A study was conducted. For the questionnaire, data was collected by creating a structured web-based questionnaire. Based on the tool of Park Gye-sun (2002) who stated his attitude toward the termination of life-sustaining treatment, Byun Eun-kyung et al. (2003). A modified and supplemented tool with 19 questions was used. Each person showing a positive attitude toward life-sustaining treatment Items were used on a Likert 5-point scale. For the measurement of life-sustaining medical knowledge, 26 items of tools initially developed by Seonwoo Hong and Shinmi Kim (2013) were used by Shinmi Kim (2022). The last revised tool was used.
A tool developed by Sujeong Lee (2016) was used to measure life-sustaining care nursing stress. nursing stress The questions for the study consisted of a total of 28 questions, and each question was used on a 5-point Likert scale.
Using the SPSS/WIN version 23.0, the collected data were analyzed as frequency, percentage, average, standard deviation, t-test, ANOVA, and Pearson's Correlation Analysis. The reliability of this study is Cronbach's α=.87 in the case of attitude toward discontinuation of life-sustaining treatment, and knowledge of life-sustaining treatment.
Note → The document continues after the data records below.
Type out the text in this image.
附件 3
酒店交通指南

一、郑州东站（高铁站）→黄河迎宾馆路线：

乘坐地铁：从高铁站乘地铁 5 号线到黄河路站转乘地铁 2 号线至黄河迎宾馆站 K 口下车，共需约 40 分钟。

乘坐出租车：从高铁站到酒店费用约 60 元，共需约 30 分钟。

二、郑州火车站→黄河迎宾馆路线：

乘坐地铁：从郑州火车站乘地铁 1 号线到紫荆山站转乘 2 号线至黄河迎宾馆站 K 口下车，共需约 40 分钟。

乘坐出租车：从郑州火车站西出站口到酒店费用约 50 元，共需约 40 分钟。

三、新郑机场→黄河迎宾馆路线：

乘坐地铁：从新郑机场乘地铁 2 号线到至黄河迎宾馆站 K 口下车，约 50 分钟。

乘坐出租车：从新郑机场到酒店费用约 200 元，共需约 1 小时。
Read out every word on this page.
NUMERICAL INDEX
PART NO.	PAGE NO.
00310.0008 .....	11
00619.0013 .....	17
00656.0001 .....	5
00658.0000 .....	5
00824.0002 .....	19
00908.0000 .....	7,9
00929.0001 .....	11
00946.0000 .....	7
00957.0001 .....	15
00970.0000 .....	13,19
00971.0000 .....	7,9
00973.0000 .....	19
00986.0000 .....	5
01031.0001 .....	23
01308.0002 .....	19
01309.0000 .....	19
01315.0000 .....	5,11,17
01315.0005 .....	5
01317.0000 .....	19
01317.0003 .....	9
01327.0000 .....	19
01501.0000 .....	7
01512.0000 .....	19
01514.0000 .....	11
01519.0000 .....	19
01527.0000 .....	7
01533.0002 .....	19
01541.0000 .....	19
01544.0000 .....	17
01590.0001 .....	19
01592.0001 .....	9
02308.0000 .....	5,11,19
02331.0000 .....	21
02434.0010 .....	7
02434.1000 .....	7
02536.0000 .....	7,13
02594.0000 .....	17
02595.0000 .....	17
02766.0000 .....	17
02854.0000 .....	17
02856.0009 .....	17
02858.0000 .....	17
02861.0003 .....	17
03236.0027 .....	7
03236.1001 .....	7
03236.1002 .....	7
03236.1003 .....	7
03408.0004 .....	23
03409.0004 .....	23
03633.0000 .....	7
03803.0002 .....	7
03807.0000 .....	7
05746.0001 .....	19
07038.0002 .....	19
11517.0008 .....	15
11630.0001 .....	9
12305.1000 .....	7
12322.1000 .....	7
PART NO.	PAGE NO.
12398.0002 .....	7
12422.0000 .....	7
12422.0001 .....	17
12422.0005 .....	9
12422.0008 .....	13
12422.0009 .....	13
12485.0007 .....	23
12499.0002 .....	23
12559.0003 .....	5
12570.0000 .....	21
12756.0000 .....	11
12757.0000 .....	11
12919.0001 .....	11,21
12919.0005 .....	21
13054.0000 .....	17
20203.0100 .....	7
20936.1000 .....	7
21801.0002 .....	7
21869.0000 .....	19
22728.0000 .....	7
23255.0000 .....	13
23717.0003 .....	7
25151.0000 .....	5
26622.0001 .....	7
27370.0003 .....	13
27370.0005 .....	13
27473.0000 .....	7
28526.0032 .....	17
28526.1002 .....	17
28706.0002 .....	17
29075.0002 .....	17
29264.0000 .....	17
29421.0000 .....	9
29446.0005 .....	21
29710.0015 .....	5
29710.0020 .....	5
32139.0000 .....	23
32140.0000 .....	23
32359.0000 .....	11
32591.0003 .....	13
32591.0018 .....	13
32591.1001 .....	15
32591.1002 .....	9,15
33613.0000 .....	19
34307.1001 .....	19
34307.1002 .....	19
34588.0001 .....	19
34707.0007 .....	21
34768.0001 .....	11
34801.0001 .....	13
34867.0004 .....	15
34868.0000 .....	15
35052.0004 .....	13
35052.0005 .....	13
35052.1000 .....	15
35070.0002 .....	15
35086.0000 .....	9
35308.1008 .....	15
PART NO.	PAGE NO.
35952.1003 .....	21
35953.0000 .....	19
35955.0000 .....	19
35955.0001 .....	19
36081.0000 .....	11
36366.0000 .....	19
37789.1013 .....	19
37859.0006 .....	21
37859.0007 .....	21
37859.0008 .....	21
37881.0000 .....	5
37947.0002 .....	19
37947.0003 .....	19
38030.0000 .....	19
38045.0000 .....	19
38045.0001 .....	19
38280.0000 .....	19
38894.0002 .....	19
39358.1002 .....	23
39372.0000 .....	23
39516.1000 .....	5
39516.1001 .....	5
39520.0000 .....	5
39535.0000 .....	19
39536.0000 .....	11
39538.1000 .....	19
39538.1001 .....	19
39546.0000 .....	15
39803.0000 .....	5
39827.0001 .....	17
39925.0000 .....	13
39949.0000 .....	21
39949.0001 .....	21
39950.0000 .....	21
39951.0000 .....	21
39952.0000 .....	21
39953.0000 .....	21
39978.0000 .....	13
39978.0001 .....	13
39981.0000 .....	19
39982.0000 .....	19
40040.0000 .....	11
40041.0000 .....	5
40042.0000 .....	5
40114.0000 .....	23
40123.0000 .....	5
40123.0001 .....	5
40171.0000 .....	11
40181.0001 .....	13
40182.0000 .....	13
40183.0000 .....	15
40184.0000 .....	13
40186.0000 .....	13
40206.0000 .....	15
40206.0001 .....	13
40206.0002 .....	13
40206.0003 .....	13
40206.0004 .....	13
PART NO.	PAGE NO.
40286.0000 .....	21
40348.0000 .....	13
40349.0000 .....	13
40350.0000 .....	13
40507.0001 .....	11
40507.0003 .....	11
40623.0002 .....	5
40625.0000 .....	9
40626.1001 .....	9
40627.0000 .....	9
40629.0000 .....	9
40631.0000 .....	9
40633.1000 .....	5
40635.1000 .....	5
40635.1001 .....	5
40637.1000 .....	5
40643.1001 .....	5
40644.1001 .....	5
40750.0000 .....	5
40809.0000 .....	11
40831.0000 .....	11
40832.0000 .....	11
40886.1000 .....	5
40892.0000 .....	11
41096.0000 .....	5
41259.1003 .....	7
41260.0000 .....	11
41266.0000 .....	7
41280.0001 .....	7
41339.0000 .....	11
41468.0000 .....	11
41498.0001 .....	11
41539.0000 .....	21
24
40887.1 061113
Cronbach's α=.88 for life-sustaining treatment, and Cronbach's α=.91 for life-sustaining treatment nursing stress.
The study results are summarized as follows.
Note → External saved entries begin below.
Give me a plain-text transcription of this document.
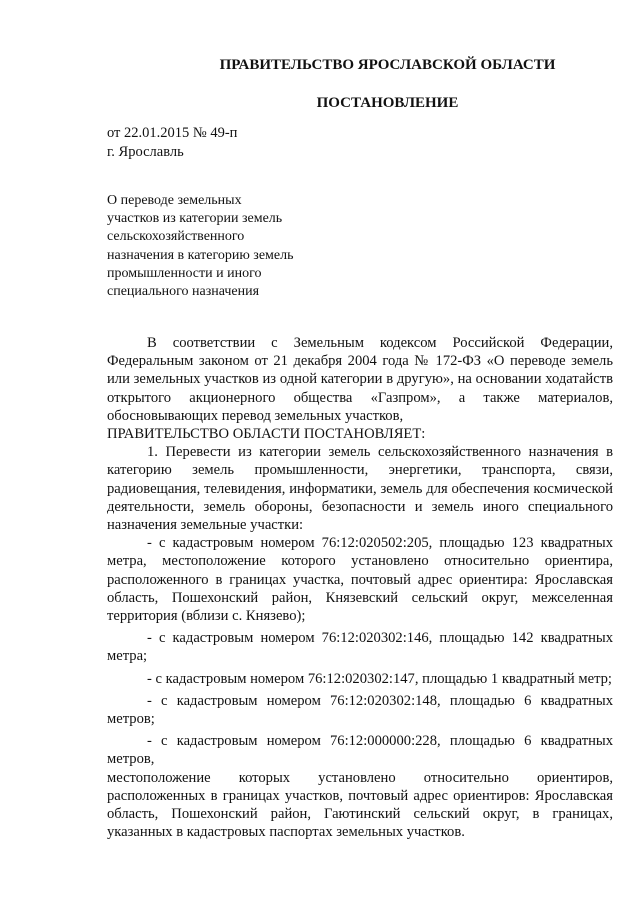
ПРАВИТЕЛЬСТВО ЯРОСЛАВСКОЙ ОБЛАСТИ
ПОСТАНОВЛЕНИЕ
от 22.01.2015 № 49-п
г. Ярославль
О переводе земельных
участков из категории земель
сельскохозяйственного
назначения в категорию земель
промышленности и иного
специального назначения

В соответствии с Земельным кодексом Российской Федерации, Федеральным законом от 21 декабря 2004 года № 172-ФЗ «О переводе земель или земельных участков из одной категории в другую», на основании ходатайств открытого акционерного общества «Газпром», а также материалов, обосновывающих перевод земельных участков,

ПРАВИТЕЛЬСТВО ОБЛАСТИ ПОСТАНОВЛЯЕТ:

1. Перевести из категории земель сельскохозяйственного назначения в категорию земель промышленности, энергетики, транспорта, связи, радиовещания, телевидения, информатики, земель для обеспечения космической деятельности, земель обороны, безопасности и земель иного специального назначения земельные участки:

- с кадастровым номером 76:12:020502:205, площадью 123 квадратных метра, местоположение которого установлено относительно ориентира, расположенного в границах участка, почтовый адрес ориентира: Ярославская область, Пошехонский район, Князевский сельский округ, межселенная территория (вблизи с. Князево);

- с кадастровым номером 76:12:020302:146, площадью 142 квадратных метра;

- с кадастровым номером 76:12:020302:147, площадью 1 квадратный метр;

- с кадастровым номером 76:12:020302:148, площадью 6 квадратных метров;

- с кадастровым номером 76:12:000000:228, площадью 6 квадратных метров,

местоположение которых установлено относительно ориентиров, расположенных в границах участков, почтовый адрес ориентиров: Ярославская область, Пошехонский район, Гаютинский сельский округ, в границах, указанных в кадастровых паспортах земельных участков.
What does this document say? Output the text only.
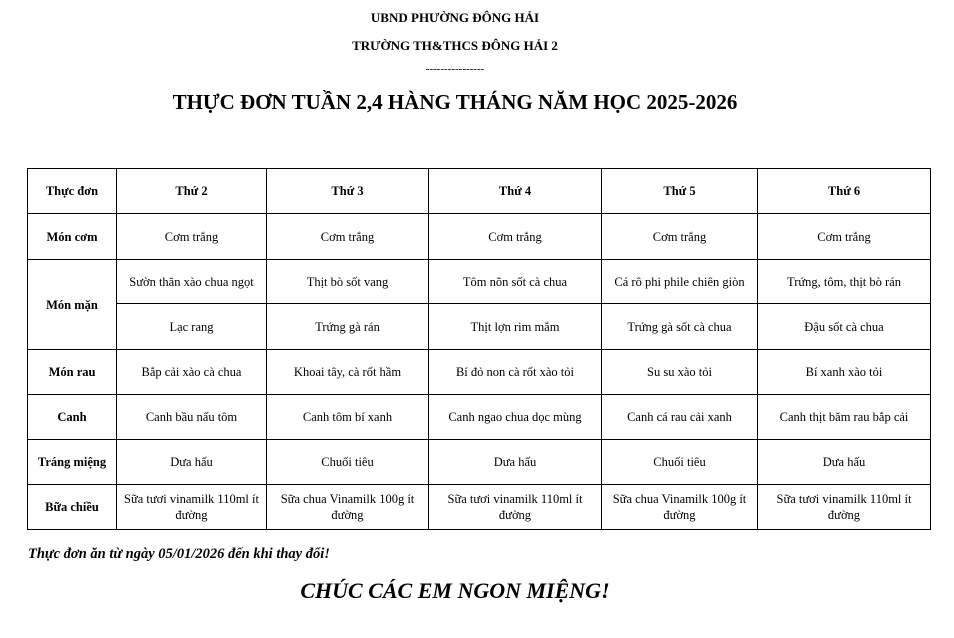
UBND PHƯỜNG ĐÔNG HẢI
TRƯỜNG TH&THCS ĐÔNG HẢI 2
----------------
THỰC ĐƠN TUẦN 2,4 HÀNG THÁNG NĂM HỌC 2025-2026
Thực đơn	Thứ 2	Thứ 3	Thứ 4	Thứ 5	Thứ 6
Món cơm	Cơm trắng	Cơm trắng	Cơm trắng	Cơm trắng	Cơm trắng
Món mặn	Sườn thăn xào chua ngọt	Thịt bò sốt vang	Tôm nõn sốt cà chua	Cá rô phi phile chiên giòn	Trứng, tôm, thịt bò rán
	Lạc rang	Trứng gà rán	Thịt lợn rim mắm	Trứng gà sốt cà chua	Đậu sốt cà chua
Món rau	Bắp cải xào cà chua	Khoai tây, cà rốt hầm	Bí đỏ non cà rốt xào tỏi	Su su xào tỏi	Bí xanh xào tỏi
Canh	Canh bầu nấu tôm	Canh tôm bí xanh	Canh ngao chua dọc mùng	Canh cá rau cải xanh	Canh thịt băm rau bắp cải
Tráng miệng	Dưa hấu	Chuối tiêu	Dưa hấu	Chuối tiêu	Dưa hấu
Bữa chiều	Sữa tươi vinamilk 110ml ít đường	Sữa chua Vinamilk 100g ít đường	Sữa tươi vinamilk 110ml ít đường	Sữa chua Vinamilk 100g ít đường	Sữa tươi vinamilk 110ml ít đường
Thực đơn ăn từ ngày 05/01/2026 đến khi thay đổi!
CHÚC CÁC EM NGON MIỆNG!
1) The attitude of the nurses in the intensive care unit toward the discontinuation of life-sustaining treatment was 3.43 on average, and the knowledge of life-sustaining treatment was 17.14. The mean medical care stress was 3.75.
2) Attitude toward discontinuation of life-sustaining treatment was determined by clinical work experience, intensive care unit work experience, and educational experience on life-sustaining treatment. showed a significant difference in.
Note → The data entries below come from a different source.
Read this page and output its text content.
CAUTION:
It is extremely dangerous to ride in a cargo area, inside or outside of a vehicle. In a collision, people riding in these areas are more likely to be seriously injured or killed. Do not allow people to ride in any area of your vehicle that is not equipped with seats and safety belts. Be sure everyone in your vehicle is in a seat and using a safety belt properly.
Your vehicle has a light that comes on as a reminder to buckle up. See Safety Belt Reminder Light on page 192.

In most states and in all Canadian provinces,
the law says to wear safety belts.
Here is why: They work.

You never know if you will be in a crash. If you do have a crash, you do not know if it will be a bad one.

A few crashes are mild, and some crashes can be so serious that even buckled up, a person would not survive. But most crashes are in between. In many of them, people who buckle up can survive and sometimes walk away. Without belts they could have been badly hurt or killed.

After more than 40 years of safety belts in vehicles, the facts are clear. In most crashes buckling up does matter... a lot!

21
3) Life-sustaining treatment knowledge showed significant differences in religion, life-sustaining treatment education experience, and life-sustaining treatment education.
4) Life-sustaining care nursing stress showed statistically significant differences according to age and position.
5) Pearson's to investigate the relationship between life-sustaining treatment discontinuation attitude, life-sustaining treatment knowledge, and nursing stress Correlation Analysis was conducted. As a result, attitudes toward discontinuing life-sustaining treatment and knowledge of life-sustaining treatment were statistically.
There was a significant correlation with on the other hand, life-sustaining care nursing stress is It was found that there was no statistically significant correlation with single attitude. The results of this study confirmed the relationship between life-sustaining treatment discontinuation attitude, life-sustaining treatment knowledge and nursing stress.
Therefore, based on the results of this study, the following suggestions are made. To increase the knowledge of advance directives and life-sustaining treatment plans for nurses in intensive care units. Doctors, nurses, patients and their families for relieving nursing stress for life-sustaining care of intensive care unit nurses. It is necessary to prepare counseling and case-by-case training programs for communication with all. This study was collected by convenience sampling of ICU nurses in a general hospital, so all critically ill patients. As it is applied to real nurses, there is a limit to generalization, so a repeat study is suggested in the future.